Önce kaçıranlar ve haberi olmayanlara bir hatırlatmayla başlayayım:

İstanbul Büyükşehir Belediyesi’nin (İBB) metro projesi için bulduğu dış finansman, geçen hafta mevzuata aykırı bir şekilde haczedilmişti.

Milyonlarca insana hizmet verecek metro inşaatında kullanılması gereken para, AK Parti döneminde belediyeye iş yapıp alacağını tahsil edemeyen bir şirkete aktarıldı.

Başka bir deyişle, icra kararını veren mahkeme ile proje kredisi karşılığı olan döviz İBB’nin hesabına yatırıldığı anda durumu alacaklı şirkete ve icra mahkemesine bildiren Vakıfbank, bir şirketin çıkarını, milyonlarca İstanbullunun çıkarından önde tuttu.

Mahkeme yapılan başvuruyu İBB’nin lehine sonuçlandırmazsa eğer, emsali görülmemiş bu uygulama, artık belediyelerden alacağı olan şirketler için de bir yol haline geldi. Yatırım için bulunan krediler, alacaklı şirketlere verilecek.

★★★


Şimdi sizinle, bu uygulama üzerine yaşanan bir gelişme hakkında kulis bilgileri paylaşacağım.

İBB, İSKİ’nin yatırım programı için gerekli olan ve öz kaynak olarak temin edilemeyen paranın dış finansmanla karşılanmasına karar vermişti.

İBB Meclisi de iki gün önce Belediye’nin talebini kabul etti ve İBB’nin 4 milyar 375 milyon lira karşılığı dış finansman temin etmesinin önünü açtı.

Daha önce birçok borçlanma talebini reddeden ya da kuşa çevirerek kabul eden AK Parti grubu da “Başkan ve ekibinin ‘bizi çalıştırmıyorlar’ demesinin önünü kesmek için talebi kabul ettik” mesajı verdi.

Birçok talebi reddeden İBB Meclisi’ndeki AK Parti grubunun İmamoğlu’na bu kadar borçlanma yetkisi vermesi şaşırtıcıydı.

★★★


Biraz araştırınca, geçmişte İBB ile iş yapan ve 500 milyon liraya yakın alacağı olan şirketlerin, AK Parti nezdinde lobi yaptığı ve bu talebe onay verilmesini sağladığını öğrendim.
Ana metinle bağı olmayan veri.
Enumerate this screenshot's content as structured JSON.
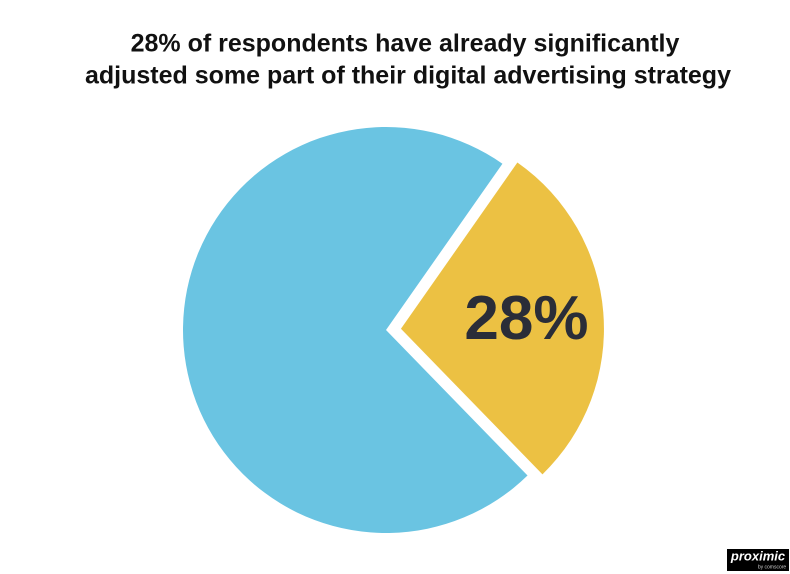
{
  "chart_data": {
    "type": "pie",
    "title": [
      "28% of respondents have already significantly",
      "adjusted some part of their digital advertising strategy"
    ],
    "values": [
      28,
      72
    ],
    "value_labels": [
      "28%",
      null
    ],
    "colors": [
      "#ecc143",
      "#6ac4e2"
    ]
  },
  "logo": {
    "text": "proximic",
    "subtext": "by comscore"
  }
}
Bilgi aldığım kaynak, son yıllarda kamu ihalelerinin büyük bölümünü alan ve “mahşerin beş atlısı” diye bilinen grupta olan bazı şirketlerin bulunacak krediyi, Vakıfbank’ın ve icra mahkemesinin açtığı yol sayesinde icra yoluyla tahsil etmeyi planladığını söyledi.

Aynı şirketlerin, İSKİ’nin yapacağı yatırımları üstlenmek istediği de gelen bilgiler arasında.
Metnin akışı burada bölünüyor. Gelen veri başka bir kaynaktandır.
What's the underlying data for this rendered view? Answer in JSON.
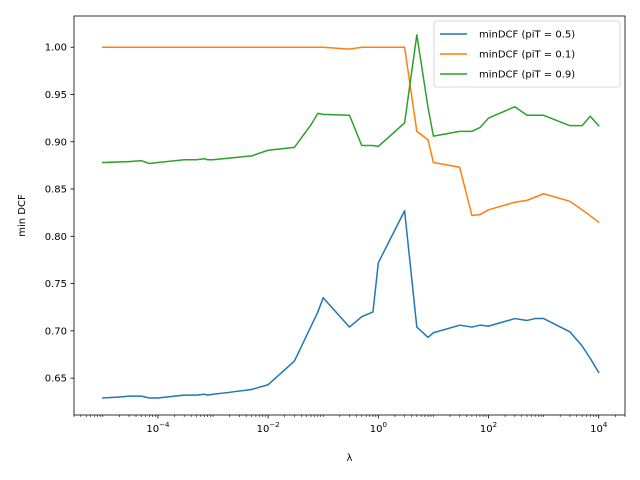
{
  "chart_data": {
    "type": "line",
    "xlabel": "λ",
    "ylabel": "min DCF",
    "xscale": "log",
    "xlim": [
      3e-06,
      30000
    ],
    "ylim": [
      0.611,
      1.033
    ],
    "x_ticks": [
      {
        "value": 0.0001,
        "base": "10",
        "exp": "−4"
      },
      {
        "value": 0.01,
        "base": "10",
        "exp": "−2"
      },
      {
        "value": 1,
        "base": "10",
        "exp": "0"
      },
      {
        "value": 100,
        "base": "10",
        "exp": "2"
      },
      {
        "value": 10000,
        "base": "10",
        "exp": "4"
      }
    ],
    "y_ticks": [
      "0.65",
      "0.70",
      "0.75",
      "0.80",
      "0.85",
      "0.90",
      "0.95",
      "1.00"
    ],
    "legend_position": "upper right",
    "grid": false,
    "series": [
      {
        "name": "minDCF (piT = 0.5)",
        "color": "#1f77b4",
        "x": [
          1e-05,
          2e-05,
          3e-05,
          5e-05,
          7e-05,
          0.0001,
          0.0002,
          0.0003,
          0.0005,
          0.0007,
          0.0008,
          0.001,
          0.002,
          0.005,
          0.01,
          0.03,
          0.05,
          0.08,
          0.1,
          0.3,
          0.5,
          0.8,
          1,
          3,
          5,
          8,
          10,
          30,
          50,
          70,
          100,
          200,
          300,
          500,
          700,
          1000,
          3000,
          5000,
          7000,
          10000
        ],
        "y": [
          0.629,
          0.63,
          0.631,
          0.631,
          0.629,
          0.629,
          0.631,
          0.632,
          0.632,
          0.633,
          0.632,
          0.633,
          0.635,
          0.638,
          0.643,
          0.668,
          0.695,
          0.72,
          0.735,
          0.704,
          0.715,
          0.72,
          0.772,
          0.827,
          0.704,
          0.693,
          0.698,
          0.706,
          0.704,
          0.706,
          0.705,
          0.71,
          0.713,
          0.711,
          0.713,
          0.713,
          0.699,
          0.684,
          0.671,
          0.656
        ]
      },
      {
        "name": "minDCF (piT = 0.1)",
        "color": "#ff7f0e",
        "x": [
          1e-05,
          0.0001,
          0.001,
          0.01,
          0.1,
          0.3,
          0.5,
          1,
          3,
          5,
          8,
          10,
          30,
          50,
          70,
          100,
          300,
          500,
          1000,
          3000,
          5000,
          10000
        ],
        "y": [
          1.0,
          1.0,
          1.0,
          1.0,
          1.0,
          0.998,
          1.0,
          1.0,
          1.0,
          0.911,
          0.902,
          0.878,
          0.873,
          0.822,
          0.823,
          0.828,
          0.836,
          0.838,
          0.845,
          0.837,
          0.828,
          0.815
        ]
      },
      {
        "name": "minDCF (piT = 0.9)",
        "color": "#2ca02c",
        "x": [
          1e-05,
          3e-05,
          5e-05,
          7e-05,
          0.0001,
          0.0003,
          0.0005,
          0.0007,
          0.0008,
          0.001,
          0.005,
          0.01,
          0.03,
          0.06,
          0.08,
          0.1,
          0.3,
          0.5,
          0.8,
          1,
          3,
          5,
          8,
          10,
          30,
          50,
          70,
          100,
          300,
          500,
          1000,
          3000,
          5000,
          7000,
          10000
        ],
        "y": [
          0.878,
          0.879,
          0.88,
          0.877,
          0.878,
          0.881,
          0.881,
          0.882,
          0.881,
          0.881,
          0.885,
          0.891,
          0.894,
          0.918,
          0.93,
          0.929,
          0.928,
          0.896,
          0.896,
          0.895,
          0.92,
          1.013,
          0.936,
          0.906,
          0.911,
          0.911,
          0.915,
          0.925,
          0.937,
          0.928,
          0.928,
          0.917,
          0.917,
          0.927,
          0.917
        ]
      }
    ]
  }
}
İBB’nin bulacağı yeni kredi de İSKİ yatırımları yerine alacaklara giderse, bundan sonra belediyelerin dış kredi bulması hayal olacak.

Benden söylemesi!



Millet burada hangi mesajı veriyor?


Cumhurbaşkanı Tayyip Erdoğan, 15 Temmuz gecesi, Ulusa Sesleniş Konuşması yaptı. O konuşma, birkaç kanal dışında her yerden canlı yayınlandı. Erdoğan’ın konuşmasının hangi kanaldan izlendiğini çok merak ediyordum. Aklımdaki sorunun yanıtını Medyafaresi.com sitesinde yayınlanan haberde buldum. Haberde yayınlanan reyting istatistiklerine göre, Erdoğan en çok Fox TV’de izlenmiş. Hatta konuşmayı Fox TV’den izleyenlerin sayısı ATV’den izleyenlerin sayısının 4.5 katı kadar olmuş. Ulusa Sesleniş programının olduğu zaman aralığında ATV, AB grubunda ilk 100’e dahi giremezken, Fox TV ikinci olmuş.
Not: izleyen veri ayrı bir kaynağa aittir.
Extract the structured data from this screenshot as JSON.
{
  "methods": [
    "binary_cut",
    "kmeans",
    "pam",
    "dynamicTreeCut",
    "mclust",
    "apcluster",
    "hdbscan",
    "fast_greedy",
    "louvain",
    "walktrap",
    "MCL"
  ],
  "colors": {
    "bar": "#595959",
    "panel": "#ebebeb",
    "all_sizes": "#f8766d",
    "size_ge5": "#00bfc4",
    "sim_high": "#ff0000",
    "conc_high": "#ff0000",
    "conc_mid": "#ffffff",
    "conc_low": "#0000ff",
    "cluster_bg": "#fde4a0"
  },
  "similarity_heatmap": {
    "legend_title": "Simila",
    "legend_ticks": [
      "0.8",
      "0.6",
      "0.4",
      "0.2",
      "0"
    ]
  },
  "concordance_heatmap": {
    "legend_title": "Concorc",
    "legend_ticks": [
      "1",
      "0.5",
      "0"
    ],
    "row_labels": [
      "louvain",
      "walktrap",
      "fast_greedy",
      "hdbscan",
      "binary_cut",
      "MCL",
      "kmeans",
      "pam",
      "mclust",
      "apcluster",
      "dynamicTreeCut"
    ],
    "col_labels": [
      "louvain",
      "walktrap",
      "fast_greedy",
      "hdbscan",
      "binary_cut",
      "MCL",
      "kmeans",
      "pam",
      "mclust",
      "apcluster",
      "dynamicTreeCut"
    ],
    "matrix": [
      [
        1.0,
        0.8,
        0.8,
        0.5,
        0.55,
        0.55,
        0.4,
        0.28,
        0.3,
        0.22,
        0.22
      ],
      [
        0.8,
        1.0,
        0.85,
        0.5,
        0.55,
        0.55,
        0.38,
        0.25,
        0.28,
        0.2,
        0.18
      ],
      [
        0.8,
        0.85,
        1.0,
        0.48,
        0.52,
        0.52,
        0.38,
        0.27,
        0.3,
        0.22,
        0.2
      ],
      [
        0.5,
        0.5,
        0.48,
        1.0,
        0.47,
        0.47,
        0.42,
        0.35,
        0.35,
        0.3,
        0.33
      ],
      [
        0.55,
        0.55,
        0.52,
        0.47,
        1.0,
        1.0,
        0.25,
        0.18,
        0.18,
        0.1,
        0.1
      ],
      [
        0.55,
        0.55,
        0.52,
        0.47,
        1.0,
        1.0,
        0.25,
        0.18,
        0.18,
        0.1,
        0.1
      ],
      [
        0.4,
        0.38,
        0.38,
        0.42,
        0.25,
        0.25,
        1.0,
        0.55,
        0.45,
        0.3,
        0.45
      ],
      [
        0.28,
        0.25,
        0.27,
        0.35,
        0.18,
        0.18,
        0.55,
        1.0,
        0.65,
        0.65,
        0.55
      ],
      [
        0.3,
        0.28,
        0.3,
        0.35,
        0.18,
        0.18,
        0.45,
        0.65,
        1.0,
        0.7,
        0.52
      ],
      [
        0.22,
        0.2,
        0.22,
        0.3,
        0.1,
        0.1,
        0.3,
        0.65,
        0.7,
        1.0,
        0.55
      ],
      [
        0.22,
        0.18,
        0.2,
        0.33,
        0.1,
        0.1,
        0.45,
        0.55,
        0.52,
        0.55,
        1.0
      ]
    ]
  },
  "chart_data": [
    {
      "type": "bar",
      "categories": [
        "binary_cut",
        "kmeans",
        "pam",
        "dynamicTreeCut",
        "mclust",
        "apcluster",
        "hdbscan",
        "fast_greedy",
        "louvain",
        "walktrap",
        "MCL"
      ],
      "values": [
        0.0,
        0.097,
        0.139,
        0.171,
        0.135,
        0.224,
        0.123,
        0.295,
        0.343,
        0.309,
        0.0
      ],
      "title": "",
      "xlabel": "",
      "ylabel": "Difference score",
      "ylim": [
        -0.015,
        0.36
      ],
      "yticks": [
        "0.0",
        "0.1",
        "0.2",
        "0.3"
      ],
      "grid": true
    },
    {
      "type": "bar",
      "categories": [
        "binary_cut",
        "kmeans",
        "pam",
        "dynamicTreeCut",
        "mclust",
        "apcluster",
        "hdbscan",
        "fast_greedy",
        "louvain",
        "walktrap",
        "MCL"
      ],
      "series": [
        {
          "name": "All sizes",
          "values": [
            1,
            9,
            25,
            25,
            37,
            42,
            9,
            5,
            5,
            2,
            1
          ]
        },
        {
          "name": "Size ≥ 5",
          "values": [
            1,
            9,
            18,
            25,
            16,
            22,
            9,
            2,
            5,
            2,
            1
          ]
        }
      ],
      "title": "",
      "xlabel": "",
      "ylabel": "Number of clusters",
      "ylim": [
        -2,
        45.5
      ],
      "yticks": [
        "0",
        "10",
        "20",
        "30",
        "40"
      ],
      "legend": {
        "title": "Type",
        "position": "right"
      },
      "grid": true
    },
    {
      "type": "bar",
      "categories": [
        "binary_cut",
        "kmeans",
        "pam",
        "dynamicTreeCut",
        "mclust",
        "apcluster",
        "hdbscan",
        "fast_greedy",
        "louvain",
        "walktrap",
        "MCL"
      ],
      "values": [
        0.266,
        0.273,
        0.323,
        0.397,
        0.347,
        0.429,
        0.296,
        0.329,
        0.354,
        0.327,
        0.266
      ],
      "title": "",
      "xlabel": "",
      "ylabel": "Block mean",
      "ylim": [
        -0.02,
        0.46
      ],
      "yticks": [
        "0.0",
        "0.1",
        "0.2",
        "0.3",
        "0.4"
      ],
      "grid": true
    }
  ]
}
Bu çarpıcı istatistiği görünce, aklıma bir de İstanbul’un Fethi’nin yıl dönümünde yapılan törenlerde, Mehter gösterisinin en çok Halk TV’den izlenmesi geldi.

Gazetelerin okunma istatistiklerine girmiyorum bile.

Dilerim, Fox TV’yi, Halk TV’yi, Sözcü’yü “muhalif” olarak etiketleyip dışlamaya çalışan yetkililer, bu istatistikten bir ders çıkarır ve milletin verdiği mesajı anlar.

Azerbaycan Libya’dan kıymetsiz mi?


Azerbaycan ile Ermenistan arasındaki çatışmalar sürerken Kars’ta bir kahvede oturup ilgili haberleri dinliyordum. Arka masadan biri biraz da sesini yükselterek tepki gösterdi: “Libya için kıyameti koparıyorlar, ordu gönderiyorlar, uçak gönderiyorlar. Yanımızda, soydaşlarımız kardeşlerimiz savaşın eşiğinde ‘yanınızdayız’ mesajıyla geçiştiriyorlar.”

Düşününce hak verdim. Libya meselesini “dokunulmaz, tartışılamaz, eleştirilemez” milli bir meseleye dönüştürenler, Azerbaycan, Karabağ söz konusu olduğunda adeta suspus olmuştu.

Çok merak ediyorum, Azerbaycan’ın çıkarları, Libya’dan kıymetsiz mi?